Having suffered an estimated US$100 million loss in the explosion and fire aboard the Hyundai Fortune in the Gulf of Aden on the Far East to Europe run, the TT Club wants greater effort upholding international safety law in moving dangerous cargo.
If nation states will not conduct safety compliance inspections, then the industry itself - carriers, terminals, forwarders - must take on inspections themselves, TT Club risk management director Peregrine Storrs-Fox told a recent meeting of Britain's Nautical Institute.
"All contracts of carriage allow for carriers to inspect and charge back," he said. "What is monitored tends to be obeyed. Years ago major container consortia used to spot-check 10 per cent of shipments.

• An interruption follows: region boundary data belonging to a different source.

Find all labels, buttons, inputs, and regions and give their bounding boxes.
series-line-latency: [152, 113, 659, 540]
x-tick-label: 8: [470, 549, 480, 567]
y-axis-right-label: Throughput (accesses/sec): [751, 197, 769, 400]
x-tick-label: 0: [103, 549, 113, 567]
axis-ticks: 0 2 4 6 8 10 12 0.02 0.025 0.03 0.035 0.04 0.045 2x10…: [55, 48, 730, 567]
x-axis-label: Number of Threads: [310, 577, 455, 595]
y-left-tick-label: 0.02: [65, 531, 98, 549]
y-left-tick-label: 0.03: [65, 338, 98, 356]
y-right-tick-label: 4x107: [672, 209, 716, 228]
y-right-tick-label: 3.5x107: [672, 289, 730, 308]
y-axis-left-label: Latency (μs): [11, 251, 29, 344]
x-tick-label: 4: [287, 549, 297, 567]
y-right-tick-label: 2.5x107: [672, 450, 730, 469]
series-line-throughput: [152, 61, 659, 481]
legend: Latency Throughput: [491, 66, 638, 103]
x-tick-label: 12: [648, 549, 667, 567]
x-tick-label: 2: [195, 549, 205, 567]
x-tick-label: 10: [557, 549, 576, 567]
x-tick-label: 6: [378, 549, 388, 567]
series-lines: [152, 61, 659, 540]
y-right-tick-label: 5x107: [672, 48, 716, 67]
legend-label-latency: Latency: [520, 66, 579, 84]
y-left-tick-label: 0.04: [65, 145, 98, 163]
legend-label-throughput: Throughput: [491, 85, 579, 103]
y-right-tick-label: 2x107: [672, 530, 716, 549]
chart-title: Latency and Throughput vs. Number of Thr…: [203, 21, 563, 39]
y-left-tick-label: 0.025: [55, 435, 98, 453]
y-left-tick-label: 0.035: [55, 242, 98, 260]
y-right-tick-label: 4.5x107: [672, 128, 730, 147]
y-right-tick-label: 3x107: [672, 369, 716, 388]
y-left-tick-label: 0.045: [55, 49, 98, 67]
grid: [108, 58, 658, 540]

Simple random checks, with penalty charges to errant customers could be an effective deterrent."
Mr Storrs-Fox also urged all parties in the supply chain to "know their customer" and argued that it was proper for forwarders and carriers to understand enough about their customers' business activities to identify whether dangerous goods may be involved.
Mr Storrs-Fox called on all parties involved in the supply chain to reduce non-compliance with the International Maritime Organisation's IMDG Code, which governs the sea transport of packaged dangerous goods.
Between five and 10 per cent of the world's container cargo was made up of dangerous goods, and the proportion was rising, he said. In 2006, 127.8 million TEU was carried, up 10 per cent over 2005, he said, indicating that declared dangerous goods shipments stood at between 6.4-13 million TEU.
He said the risks were high and rising, pointing to the 16 major containership casualties between 1998 and 2006 - two per a year.